Amazon Kindle Fire (Courtesy:Amazon)

I’m excited because I see the Kindle Fire as a device that can complement the iPad in the tablet market, taking the low-end and get people interested in tablets that may not have considered such a device at the iPad’s $500 price point. Amazon has curated the entire experience, right down to serving up content directly through their servers, and end-users don’t really have to worry about maintaining their devices. These are more appliance-like than the iPad in that they are a portable window into Amazon’s ecosystem, offer little storage, and don’t try to do everything. Expandability is also very basic and the device is more content-consumption-oriented. The iPad is more computer-like in that it does offer both content consumption, but also the iWork and other productivity suites, publishing tools, and even some media editing tools.

Apps vs. Books

Amazon wants to sell you content—books, magazines, music, movies, and TV shows—while Apple wants to sell you content and things to make content—books (not as many), magazines (hopefully with Newsstand in iOS 5), music, movies, TV shows, and apps. Although Amazon sells some apps, the catalog is rather stripped down and simple. This may even be a good thing, since the Kindle Fire looks like a pretty good experience without adding additional apps. They’ll sell millions of these purely on the notion that you can access Amazon content—in color— and also check out a Web site or two, and take a break and play Angry Birds. The key here is that everything revolves around content consumption from Amazon. Some have speculated the Fire is selling far below what it actually costs to make with the sole purpose of making that up on content downloads.

Apple, on the other hand, would prefer you get content through iTunes or iBooks, but if not, there are plenty of apps and Web sites out there to bring new kinds of media to an iPad. Although it’s still not as “open” as a computer or a jailbroken iOS device, the experience doesn’t revolve entirely around Apple selling you content.

A Great Device?

If there’s anyone who can actually rival Apple, it would be Amazon. Google seems too involved in being a little too technical, and Microsoft just needs to get its house in order. Amazon has already proven that it can sell MP3s, too, and offers some pretty good deals (I buy some on there and some on iTunes), and beat Apple to a worthwhile free cloud service. They get that people want technology that is simple, inexpensive, and functional.

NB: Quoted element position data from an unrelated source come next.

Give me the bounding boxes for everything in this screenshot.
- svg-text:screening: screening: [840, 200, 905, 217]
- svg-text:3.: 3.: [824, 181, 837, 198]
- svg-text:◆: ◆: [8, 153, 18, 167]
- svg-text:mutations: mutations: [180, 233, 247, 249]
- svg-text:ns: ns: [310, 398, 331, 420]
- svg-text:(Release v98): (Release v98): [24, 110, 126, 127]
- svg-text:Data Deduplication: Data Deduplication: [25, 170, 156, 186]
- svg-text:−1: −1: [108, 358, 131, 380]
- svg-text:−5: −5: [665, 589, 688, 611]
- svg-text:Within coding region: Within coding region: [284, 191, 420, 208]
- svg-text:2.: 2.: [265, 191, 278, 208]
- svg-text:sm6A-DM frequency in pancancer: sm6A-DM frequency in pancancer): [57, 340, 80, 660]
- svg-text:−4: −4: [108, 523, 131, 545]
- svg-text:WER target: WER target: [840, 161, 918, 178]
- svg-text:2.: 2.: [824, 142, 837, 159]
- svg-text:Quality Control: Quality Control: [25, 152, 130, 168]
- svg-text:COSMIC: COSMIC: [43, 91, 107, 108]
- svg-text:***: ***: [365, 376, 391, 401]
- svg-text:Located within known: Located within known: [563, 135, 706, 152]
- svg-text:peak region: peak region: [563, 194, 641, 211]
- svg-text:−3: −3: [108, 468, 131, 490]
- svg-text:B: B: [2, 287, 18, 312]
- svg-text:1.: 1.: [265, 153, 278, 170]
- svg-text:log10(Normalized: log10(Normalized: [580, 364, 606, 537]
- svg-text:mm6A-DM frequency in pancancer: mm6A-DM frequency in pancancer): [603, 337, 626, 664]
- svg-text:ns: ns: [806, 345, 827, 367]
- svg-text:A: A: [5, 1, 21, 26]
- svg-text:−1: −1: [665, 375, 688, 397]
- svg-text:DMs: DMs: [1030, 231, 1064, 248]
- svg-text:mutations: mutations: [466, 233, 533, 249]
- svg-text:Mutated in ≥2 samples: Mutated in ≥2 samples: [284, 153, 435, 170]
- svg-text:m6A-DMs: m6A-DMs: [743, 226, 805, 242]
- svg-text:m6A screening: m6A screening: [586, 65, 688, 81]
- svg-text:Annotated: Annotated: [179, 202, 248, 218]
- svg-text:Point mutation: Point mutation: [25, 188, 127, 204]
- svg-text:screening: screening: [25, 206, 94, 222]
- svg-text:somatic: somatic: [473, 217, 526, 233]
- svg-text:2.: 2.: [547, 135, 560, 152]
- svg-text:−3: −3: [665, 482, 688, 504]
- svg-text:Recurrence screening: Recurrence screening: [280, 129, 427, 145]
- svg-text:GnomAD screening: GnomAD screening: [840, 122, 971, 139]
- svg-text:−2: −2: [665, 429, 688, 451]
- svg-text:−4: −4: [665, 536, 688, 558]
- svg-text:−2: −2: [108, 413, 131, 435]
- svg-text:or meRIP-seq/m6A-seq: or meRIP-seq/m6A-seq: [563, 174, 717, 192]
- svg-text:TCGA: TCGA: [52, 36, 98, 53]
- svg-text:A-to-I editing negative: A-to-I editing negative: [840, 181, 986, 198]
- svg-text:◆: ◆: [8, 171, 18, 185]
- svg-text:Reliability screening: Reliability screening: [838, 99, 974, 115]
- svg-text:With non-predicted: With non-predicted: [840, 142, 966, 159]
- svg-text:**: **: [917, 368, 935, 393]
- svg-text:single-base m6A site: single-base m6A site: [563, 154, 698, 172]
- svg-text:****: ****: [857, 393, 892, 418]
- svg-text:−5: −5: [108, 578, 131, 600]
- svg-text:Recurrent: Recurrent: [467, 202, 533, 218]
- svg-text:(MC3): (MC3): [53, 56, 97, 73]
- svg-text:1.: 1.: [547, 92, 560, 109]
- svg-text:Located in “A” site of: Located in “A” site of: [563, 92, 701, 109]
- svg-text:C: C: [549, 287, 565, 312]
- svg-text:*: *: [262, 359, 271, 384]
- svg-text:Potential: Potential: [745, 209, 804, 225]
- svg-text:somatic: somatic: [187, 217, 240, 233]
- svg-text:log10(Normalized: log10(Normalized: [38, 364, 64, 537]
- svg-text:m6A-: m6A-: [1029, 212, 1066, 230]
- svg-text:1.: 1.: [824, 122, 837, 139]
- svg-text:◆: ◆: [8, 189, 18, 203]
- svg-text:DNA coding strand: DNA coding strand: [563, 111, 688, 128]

Even though I probably will not be getting a Fire, I’ll sit on the sidelines and offer my opinion because I care about what is going on in the mobile sector. I have an iPad, love everything that I use it for, and will probably replace it with another down the road. I can respect what Amazon is doing with the Kindle and know that these will sell well, especially to Kindle die-hards who want a little more. The industrial design looks fantastic (especially with its Playbook DNA) and I suspect that this will become a hit in its own right. Amazon’s interest in Palm also adds to the potential of this platform, since they could polish it where HP didn’t. I’ll be curious to see how this does go and how Apple responds with the next iPad.